MPIDU_genq_shared_queue_t Class

This is a class that maintains the basic info of a queue including the pointers to the head and tail, concurrency type of the queue (serial, SPSC, SPMC, MPSC, MPMC). Note there is no allocation function for the shared queue object. There is only a queue init function that initializes the queue data structure at the given address. For shared memory queues, the user is expected to allocate the memory for all queue objects. For example, a collection of eight processes need to create recv queues for point-to-point communication. They need to collectively allocate the shared memory for eight shared queue objects (in an array).

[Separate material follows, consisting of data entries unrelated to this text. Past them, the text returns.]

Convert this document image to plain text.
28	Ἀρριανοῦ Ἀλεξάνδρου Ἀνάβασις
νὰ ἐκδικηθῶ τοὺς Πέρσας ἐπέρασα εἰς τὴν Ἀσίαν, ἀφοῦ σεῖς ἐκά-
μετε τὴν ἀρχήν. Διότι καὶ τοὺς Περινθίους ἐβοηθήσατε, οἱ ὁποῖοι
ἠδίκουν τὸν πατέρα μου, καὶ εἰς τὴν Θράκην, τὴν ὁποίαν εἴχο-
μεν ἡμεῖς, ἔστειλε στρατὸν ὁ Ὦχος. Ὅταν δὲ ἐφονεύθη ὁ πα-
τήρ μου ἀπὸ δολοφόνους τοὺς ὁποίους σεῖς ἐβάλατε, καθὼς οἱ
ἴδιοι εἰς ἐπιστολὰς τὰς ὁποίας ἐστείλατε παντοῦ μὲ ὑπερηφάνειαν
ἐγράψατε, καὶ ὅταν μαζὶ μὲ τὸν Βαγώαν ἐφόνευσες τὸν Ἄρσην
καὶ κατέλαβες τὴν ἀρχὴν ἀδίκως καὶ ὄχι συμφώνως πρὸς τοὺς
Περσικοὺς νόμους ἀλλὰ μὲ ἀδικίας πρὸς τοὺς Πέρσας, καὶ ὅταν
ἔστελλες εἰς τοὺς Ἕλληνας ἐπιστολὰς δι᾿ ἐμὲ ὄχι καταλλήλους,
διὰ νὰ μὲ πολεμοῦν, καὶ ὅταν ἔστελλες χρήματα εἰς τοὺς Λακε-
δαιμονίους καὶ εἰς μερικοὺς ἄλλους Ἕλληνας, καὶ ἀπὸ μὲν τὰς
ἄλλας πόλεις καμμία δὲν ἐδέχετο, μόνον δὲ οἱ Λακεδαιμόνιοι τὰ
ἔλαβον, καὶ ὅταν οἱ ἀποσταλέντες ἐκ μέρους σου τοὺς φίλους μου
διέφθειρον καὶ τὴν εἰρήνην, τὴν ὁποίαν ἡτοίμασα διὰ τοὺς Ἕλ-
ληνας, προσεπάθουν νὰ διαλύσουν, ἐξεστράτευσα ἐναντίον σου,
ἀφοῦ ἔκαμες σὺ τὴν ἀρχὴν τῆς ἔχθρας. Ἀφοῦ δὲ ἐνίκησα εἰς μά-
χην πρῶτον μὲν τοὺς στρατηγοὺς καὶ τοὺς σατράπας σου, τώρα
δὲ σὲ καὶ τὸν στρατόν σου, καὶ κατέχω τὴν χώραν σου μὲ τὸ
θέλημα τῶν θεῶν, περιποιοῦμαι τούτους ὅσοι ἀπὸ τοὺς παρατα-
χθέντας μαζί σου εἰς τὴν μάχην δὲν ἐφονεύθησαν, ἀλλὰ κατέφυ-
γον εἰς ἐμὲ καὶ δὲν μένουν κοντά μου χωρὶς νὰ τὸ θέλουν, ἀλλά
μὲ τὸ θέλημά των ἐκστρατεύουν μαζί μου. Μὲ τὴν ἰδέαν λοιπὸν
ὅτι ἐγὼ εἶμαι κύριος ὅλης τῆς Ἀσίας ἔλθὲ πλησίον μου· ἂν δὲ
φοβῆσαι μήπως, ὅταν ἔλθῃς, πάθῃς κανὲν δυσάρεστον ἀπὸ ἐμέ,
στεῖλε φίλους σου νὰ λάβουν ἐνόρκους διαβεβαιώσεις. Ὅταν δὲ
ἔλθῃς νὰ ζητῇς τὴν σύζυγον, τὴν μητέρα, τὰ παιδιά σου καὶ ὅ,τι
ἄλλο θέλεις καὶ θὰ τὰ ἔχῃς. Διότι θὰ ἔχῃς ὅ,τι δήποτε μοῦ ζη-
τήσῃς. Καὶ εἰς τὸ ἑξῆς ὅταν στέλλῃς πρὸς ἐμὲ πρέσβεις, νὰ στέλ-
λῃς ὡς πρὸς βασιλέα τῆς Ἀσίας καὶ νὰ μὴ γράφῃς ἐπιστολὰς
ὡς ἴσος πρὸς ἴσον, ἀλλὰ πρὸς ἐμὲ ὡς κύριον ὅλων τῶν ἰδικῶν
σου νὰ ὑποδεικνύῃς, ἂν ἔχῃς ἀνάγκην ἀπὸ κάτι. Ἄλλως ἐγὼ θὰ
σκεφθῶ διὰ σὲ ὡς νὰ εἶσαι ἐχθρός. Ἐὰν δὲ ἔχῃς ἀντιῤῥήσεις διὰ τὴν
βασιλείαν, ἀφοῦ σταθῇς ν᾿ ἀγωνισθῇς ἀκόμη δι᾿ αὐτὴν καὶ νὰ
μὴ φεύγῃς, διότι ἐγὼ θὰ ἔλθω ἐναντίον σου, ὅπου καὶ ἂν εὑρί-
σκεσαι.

Each process will call queue init on the queue object where the index is the local rank of the process.

Functions

  • MPIDU_genq_shared_queue_init initialize a shared queue object.
  • MPIDU_genq_shared_queue_enqueue enqueues a cell at the tail of the queue.
  • MPIDU_genq_shared_queue_dequeue dequeues a cell from the head of the queue.
  • MPIDU_genq_shared_queue_head access the cell at the queue head without dequeuing.

Implementation Details

About Performance

Memory Alignment

The cell memory and the cell header memory are separate. Each of them has its own memory alignment.

Pointers in queue objects are aligned at the cache line boundary to avoid false sharing.